Menuju konten utama
Seni Budaya

Sejarah Tradisi "Apitan" dan Makna Filosofi Sedekah Bumi

Tradisi Apitan berasal dari daerah Demak, Jawa Tengah yang dikenal juga dengan istilah sedekah Bumi.

Sejarah Tradisi
Warga mengikuti kirab Boyong Menoreh saat tradisi Ruwat Bumi Parakan di Temanggung, Jawa Tengah, Rabu (9/11/2022). ANTARA FOTO/Anis Efizudin/nz

tirto.id - Indonesia merupakan negara yang terdiri dari beragam kebudayaan, suku, ras, etnis, agama, dan lain sebagainya.

Oleh karena itu, Indonesia juga memiliki berbagai macam tradisi-tradisi yang unik dan khas dari berbagai wilayah atau daerah tertentu.

Salah satu tradisi unik yang ada di Indonesia merupakan Tradisi Apitan yang berasal dari daerah Demak.

Menurut laman Dinas Pariwisata Kabupaten Demak, tradisi Apitan merupakan sebuah tradisi yang biasa juga dikenal dengan istilah sedekah bumi.

Tradisi ini dilakukan di bulan Apit dalam kalender aboge atau bulan Dzulqo’dah dalam kalender hijriyah.

Dikutip dari situs Manyaran Kota Semarang, Apit sendiri merupakan nama bulan sebelum Bulan Besar dalam penanggalan Jawa.

Oleh karena itu, tradisi Apitan mengambil namanya dari nama bulan ini yaitu Apit. Tradisi Apitan juga biasa disebut dengan istilah bersih desa.

Tradisi ini diperkirakan dimulai pada masa penyebaran ajaran Islam di Tanah Jawa oleh Wali Songo pada sekitar 500 tahun yang lalu.

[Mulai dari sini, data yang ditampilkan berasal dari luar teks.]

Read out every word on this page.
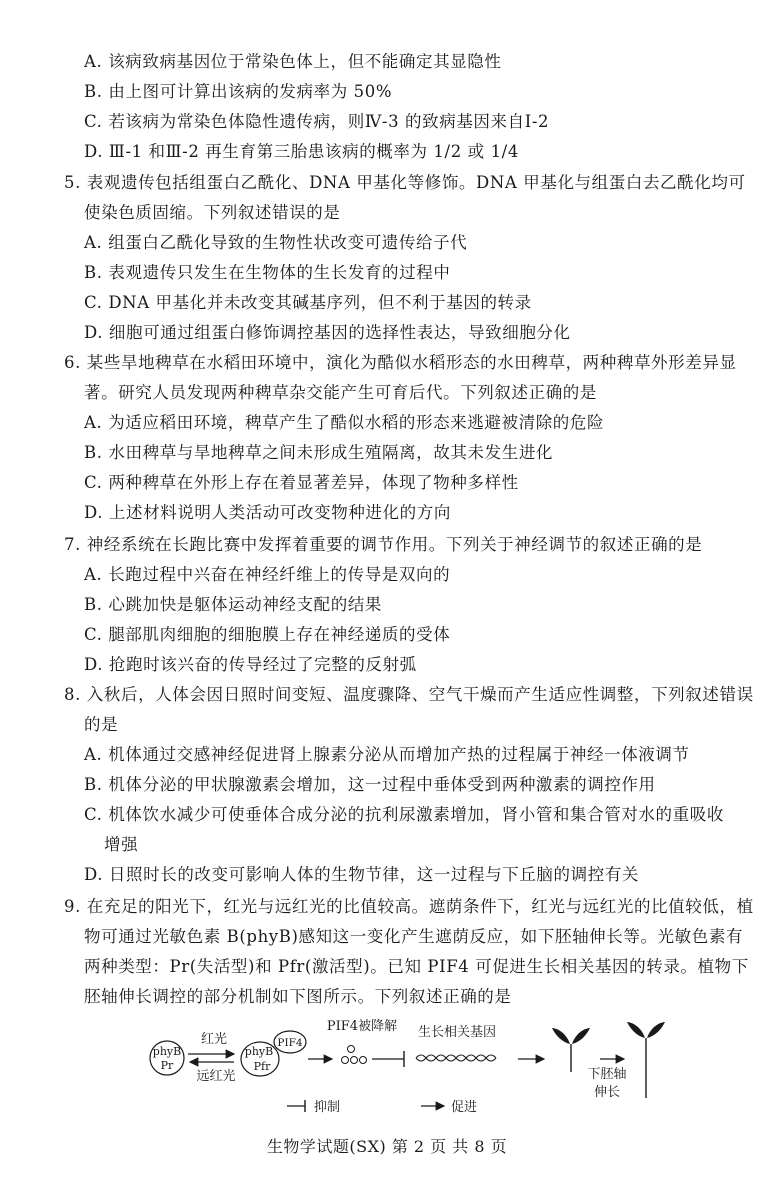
A. 该病致病基因位于常染色体上，但不能确定其显隐性
B. 由上图可计算出该病的发病率为 50%
C. 若该病为常染色体隐性遗传病，则Ⅳ-3 的致病基因来自Ⅰ-2
D. Ⅲ-1 和Ⅲ-2 再生育第三胎患该病的概率为 1/2 或 1/4
5. 表观遗传包括组蛋白乙酰化、DNA 甲基化等修饰。DNA 甲基化与组蛋白去乙酰化均可
使染色质固缩。下列叙述错误的是
A. 组蛋白乙酰化导致的生物性状改变可遗传给子代
B. 表观遗传只发生在生物体的生长发育的过程中
C. DNA 甲基化并未改变其碱基序列，但不利于基因的转录
D. 细胞可通过组蛋白修饰调控基因的选择性表达，导致细胞分化
6. 某些旱地稗草在水稻田环境中，演化为酷似水稻形态的水田稗草，两种稗草外形差异显
著。研究人员发现两种稗草杂交能产生可育后代。下列叙述正确的是
A. 为适应稻田环境，稗草产生了酷似水稻的形态来逃避被清除的危险
B. 水田稗草与旱地稗草之间未形成生殖隔离，故其未发生进化
C. 两种稗草在外形上存在着显著差异，体现了物种多样性
D. 上述材料说明人类活动可改变物种进化的方向
7. 神经系统在长跑比赛中发挥着重要的调节作用。下列关于神经调节的叙述正确的是
A. 长跑过程中兴奋在神经纤维上的传导是双向的
B. 心跳加快是躯体运动神经支配的结果
C. 腿部肌肉细胞的细胞膜上存在神经递质的受体
D. 抢跑时该兴奋的传导经过了完整的反射弧
8. 入秋后，人体会因日照时间变短、温度骤降、空气干燥而产生适应性调整，下列叙述错误
的是
A. 机体通过交感神经促进肾上腺素分泌从而增加产热的过程属于神经一体液调节
B. 机体分泌的甲状腺激素会增加，这一过程中垂体受到两种激素的调控作用
C. 机体饮水减少可使垂体合成分泌的抗利尿激素增加，肾小管和集合管对水的重吸收
增强
D. 日照时长的改变可影响人体的生物节律，这一过程与下丘脑的调控有关
9. 在充足的阳光下，红光与远红光的比值较高。遮荫条件下，红光与远红光的比值较低，植
物可通过光敏色素 B(phyB)感知这一变化产生遮荫反应，如下胚轴伸长等。光敏色素有
两种类型：Pr(失活型)和 Pfr(激活型)。已知 PIF4 可促进生长相关基因的转录。植物下
胚轴伸长调控的部分机制如下图所示。下列叙述正确的是
phyB
Pr
红光
远红光
phyB
Pfr
PIF4
PIF4被降解 生长相关基因
下胚轴
伸长
抑制	促进
生物学试题(SX) 第 2 页 共 8 页
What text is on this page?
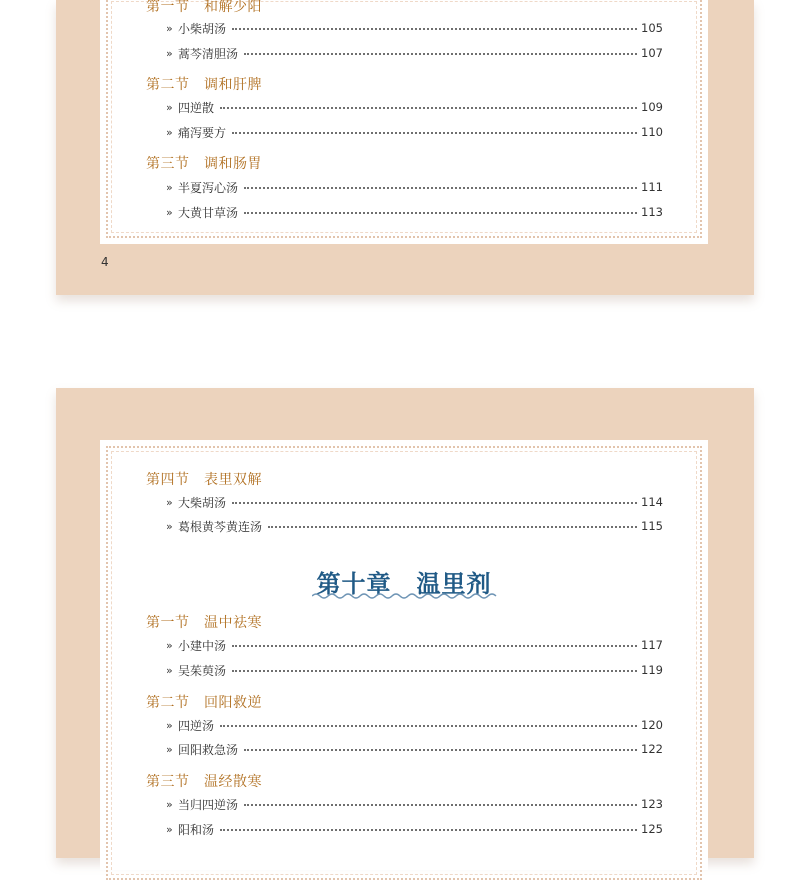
第一节　和解少阳
» 小柴胡汤	105
» 蒿芩清胆汤	107
第二节　调和肝脾
» 四逆散	109
» 痛泻要方	110
第三节　调和肠胃
» 半夏泻心汤	111
» 大黄甘草汤	113
4
第四节　表里双解
» 大柴胡汤	114
» 葛根黄芩黄连汤	115
第十章　温里剂
第一节　温中祛寒
» 小建中汤	117
» 吴茱萸汤	119
第二节　回阳救逆
» 四逆汤	120
» 回阳救急汤	122
第三节　温经散寒
» 当归四逆汤	123
» 阳和汤	125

Tradisi ini mengintegrasikan dan memodifikasi tradisi Hindu yang telah ada dan dicampurkan dengan unsur keislaman.

Tradisi Apitan atau sedekah bumi bermakna sebagai wujud ungkapan rasa syukur warga terhadap nikmat yang telah diberikan oleh Tuhan Yang Maha Esa.

Dengan makna filosofis bahwa manusia tercipta dari tanah, yang merupakan unsur bumi, lalu hidup di atas bumi dan mengonsumsi serta memanfaatkan segala hal yang dihasilkan oleh bumi, kelak manusia akan mati dan kembali ke bumi.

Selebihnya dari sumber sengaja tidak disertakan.